No puedo hacer otra cosa que quedarme inmóvil bajo mis cobijas y esperar
pacientemente que este abatimiento, esta «pequeña muerte», se me pasen. Antes,
cuando me sentía así, hacía disparates: me dedicaba a beber con mis amigos o pensaba
en el suicidio o me pasaba noches enteras leyendo centenares de libros a la vez.
Es preciso saber aceptar aquellos momentos en los que la creatividad te
abandona; cuanto más sincera es esta aceptación, más rápido se pasan tales momentos.
Hay que tener el valor de parar, de estar a veces vacíos y desanimados. Buenas noches,
querido espino amarillo.
Al día siguiente, temprano. Agito un lápiz como si fuese una hoz, pero no logro
cortar la tupida vegetación de mi espíritu.

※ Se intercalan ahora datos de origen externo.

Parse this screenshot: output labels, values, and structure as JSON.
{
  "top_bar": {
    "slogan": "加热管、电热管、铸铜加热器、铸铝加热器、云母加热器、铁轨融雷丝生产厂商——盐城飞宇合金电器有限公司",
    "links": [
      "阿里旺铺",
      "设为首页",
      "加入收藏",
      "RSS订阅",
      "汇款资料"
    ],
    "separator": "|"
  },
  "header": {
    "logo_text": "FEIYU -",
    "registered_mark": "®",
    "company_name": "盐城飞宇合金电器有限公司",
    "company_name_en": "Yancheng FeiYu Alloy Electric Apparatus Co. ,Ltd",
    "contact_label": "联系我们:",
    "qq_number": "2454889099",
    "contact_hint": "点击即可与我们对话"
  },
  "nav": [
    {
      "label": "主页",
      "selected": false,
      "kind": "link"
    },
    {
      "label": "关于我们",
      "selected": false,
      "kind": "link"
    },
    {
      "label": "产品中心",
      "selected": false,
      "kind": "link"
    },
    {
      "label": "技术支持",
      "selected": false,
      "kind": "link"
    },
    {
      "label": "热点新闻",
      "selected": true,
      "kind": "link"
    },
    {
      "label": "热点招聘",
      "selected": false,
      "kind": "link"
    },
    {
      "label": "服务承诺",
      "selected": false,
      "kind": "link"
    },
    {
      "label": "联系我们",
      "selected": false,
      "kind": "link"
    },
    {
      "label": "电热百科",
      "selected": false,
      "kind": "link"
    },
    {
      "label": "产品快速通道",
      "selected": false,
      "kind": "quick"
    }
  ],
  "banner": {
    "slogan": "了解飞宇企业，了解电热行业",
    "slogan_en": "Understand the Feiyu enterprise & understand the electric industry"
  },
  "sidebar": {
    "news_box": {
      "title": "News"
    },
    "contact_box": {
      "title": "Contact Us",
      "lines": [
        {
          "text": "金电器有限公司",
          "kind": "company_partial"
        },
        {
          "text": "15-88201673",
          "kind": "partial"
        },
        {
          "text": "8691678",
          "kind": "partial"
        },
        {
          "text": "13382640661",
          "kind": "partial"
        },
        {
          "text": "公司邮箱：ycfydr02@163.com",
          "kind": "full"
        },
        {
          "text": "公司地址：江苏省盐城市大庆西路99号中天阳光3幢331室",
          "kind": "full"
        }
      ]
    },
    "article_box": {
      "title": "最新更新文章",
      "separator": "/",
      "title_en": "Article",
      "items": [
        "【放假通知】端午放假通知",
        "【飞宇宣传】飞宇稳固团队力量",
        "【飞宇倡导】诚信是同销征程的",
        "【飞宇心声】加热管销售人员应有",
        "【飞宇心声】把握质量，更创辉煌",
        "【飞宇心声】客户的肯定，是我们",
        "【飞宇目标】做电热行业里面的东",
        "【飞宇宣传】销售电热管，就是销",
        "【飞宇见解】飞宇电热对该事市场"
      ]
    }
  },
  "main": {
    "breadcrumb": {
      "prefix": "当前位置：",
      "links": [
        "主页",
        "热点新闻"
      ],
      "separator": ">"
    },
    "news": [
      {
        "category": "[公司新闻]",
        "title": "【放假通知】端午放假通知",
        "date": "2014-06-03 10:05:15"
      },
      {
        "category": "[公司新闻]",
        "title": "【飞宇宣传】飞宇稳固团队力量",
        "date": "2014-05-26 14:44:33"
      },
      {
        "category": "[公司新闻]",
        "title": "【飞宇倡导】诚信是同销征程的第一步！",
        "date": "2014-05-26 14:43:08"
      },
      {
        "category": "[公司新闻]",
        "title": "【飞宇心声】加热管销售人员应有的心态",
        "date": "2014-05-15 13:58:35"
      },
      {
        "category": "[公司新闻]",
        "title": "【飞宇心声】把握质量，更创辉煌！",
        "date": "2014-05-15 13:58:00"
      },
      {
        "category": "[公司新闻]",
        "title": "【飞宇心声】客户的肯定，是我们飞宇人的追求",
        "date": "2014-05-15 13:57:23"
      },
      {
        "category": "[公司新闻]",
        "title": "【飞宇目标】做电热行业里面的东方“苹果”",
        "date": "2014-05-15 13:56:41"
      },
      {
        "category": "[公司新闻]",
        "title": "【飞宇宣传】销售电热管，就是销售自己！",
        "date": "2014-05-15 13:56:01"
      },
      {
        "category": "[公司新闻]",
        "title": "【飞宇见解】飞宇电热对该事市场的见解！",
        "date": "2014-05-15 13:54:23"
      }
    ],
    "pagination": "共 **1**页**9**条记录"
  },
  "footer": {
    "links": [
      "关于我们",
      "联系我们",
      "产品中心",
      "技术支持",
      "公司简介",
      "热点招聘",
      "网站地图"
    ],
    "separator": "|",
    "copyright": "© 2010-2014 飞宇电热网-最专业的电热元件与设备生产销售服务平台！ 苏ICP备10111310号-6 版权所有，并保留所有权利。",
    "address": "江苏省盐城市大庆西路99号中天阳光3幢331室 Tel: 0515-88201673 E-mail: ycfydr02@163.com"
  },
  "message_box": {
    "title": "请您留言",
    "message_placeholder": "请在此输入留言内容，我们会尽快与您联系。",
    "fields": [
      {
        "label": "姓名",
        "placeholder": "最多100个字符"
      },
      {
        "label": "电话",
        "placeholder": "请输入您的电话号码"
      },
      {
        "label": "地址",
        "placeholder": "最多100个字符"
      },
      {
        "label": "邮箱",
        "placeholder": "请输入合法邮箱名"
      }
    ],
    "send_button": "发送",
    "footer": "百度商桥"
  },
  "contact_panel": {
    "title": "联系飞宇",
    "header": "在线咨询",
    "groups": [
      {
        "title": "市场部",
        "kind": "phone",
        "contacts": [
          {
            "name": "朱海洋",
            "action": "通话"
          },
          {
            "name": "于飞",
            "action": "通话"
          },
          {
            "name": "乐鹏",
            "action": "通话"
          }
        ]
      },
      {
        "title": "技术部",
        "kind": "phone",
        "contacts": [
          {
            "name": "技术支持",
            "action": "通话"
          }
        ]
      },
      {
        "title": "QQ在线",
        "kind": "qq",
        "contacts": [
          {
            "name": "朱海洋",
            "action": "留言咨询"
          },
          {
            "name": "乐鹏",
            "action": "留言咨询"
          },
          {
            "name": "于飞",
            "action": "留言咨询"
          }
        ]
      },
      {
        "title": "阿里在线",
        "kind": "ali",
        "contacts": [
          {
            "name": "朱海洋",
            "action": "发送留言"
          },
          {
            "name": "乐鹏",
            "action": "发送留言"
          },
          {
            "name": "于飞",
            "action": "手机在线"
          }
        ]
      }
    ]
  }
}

Hay personas que llevo dentro de mí como capullos de flor y dejo que se abran
en mí. Hay otras que llevo como úlceras, hasta que supuran y revientan (Frans
Bierenbach).
Vorwegnehmen [anticipar]: no conozco una buena traducción holandesa de esta
palabra. Desde anoche, tendida en mi cama, asimilo un poco del sufrimiento infinito
que, diseminado por el mundo entero, aguarda almas que lo asuman. Acumulo un poco
de este sufrimiento en previsión del invierno. No se puede hacerlo en un día. La jornada
de hoy va a ser muy pesada. Me quedaré en cama, y probaré un «anticipo» de las duras
jornadas que me esperan todavía.
Cuando sufro por los débiles, ¿no sufro tal vez por la debilidad que siento en
mí?
He partido mi cuerpo como pan y lo he repartido entre los hombres. ¿Y por qué
no? Estaban hambrientos y habían sufrido largas privaciones.
No puedo dejar de citar a Rilke para todo. ¿No es curioso? Rilke era un hombre
frágil, que escribió la mayor parte de su obra entre los muros de los castillos que lo
hospedaron; si hubiese vivido en las condiciones en que nos hallamos, probablemente
no habría podido resistir. ¿Pero no es justamente un signo de buena economía el hecho
de que en épocas pacíficas y circunstancias favorables, artistas de gran sensibilidad
puedan buscar con toda tranquilidad la forma más bella y más propia para expresar sus
intuiciones profundas, de modo que todos aquellos que vengan después y les toque vivir
épocas más turbulentas y devastadoras puedan reconfortarse con esas creaciones y
encontrar en ellas un refugio siempre disponible para las angustias y cuestionamientos,
que ellos mismos no sabrán expresar ni resolver, dado que su energía estará empeñada
en las necesidades cotidianas? En tiempos difíciles, se tiende a despreciar la adquisición
espiritual de los artistas que han vivido en épocas, por así decir, más fáciles (pero ser
artista ¿no es ya de por sí difícil?), y se suele decir: ¿para que nos puede servir todo
eso?
Reacción comprensible, pero miope. E infinitamente empobrecedora.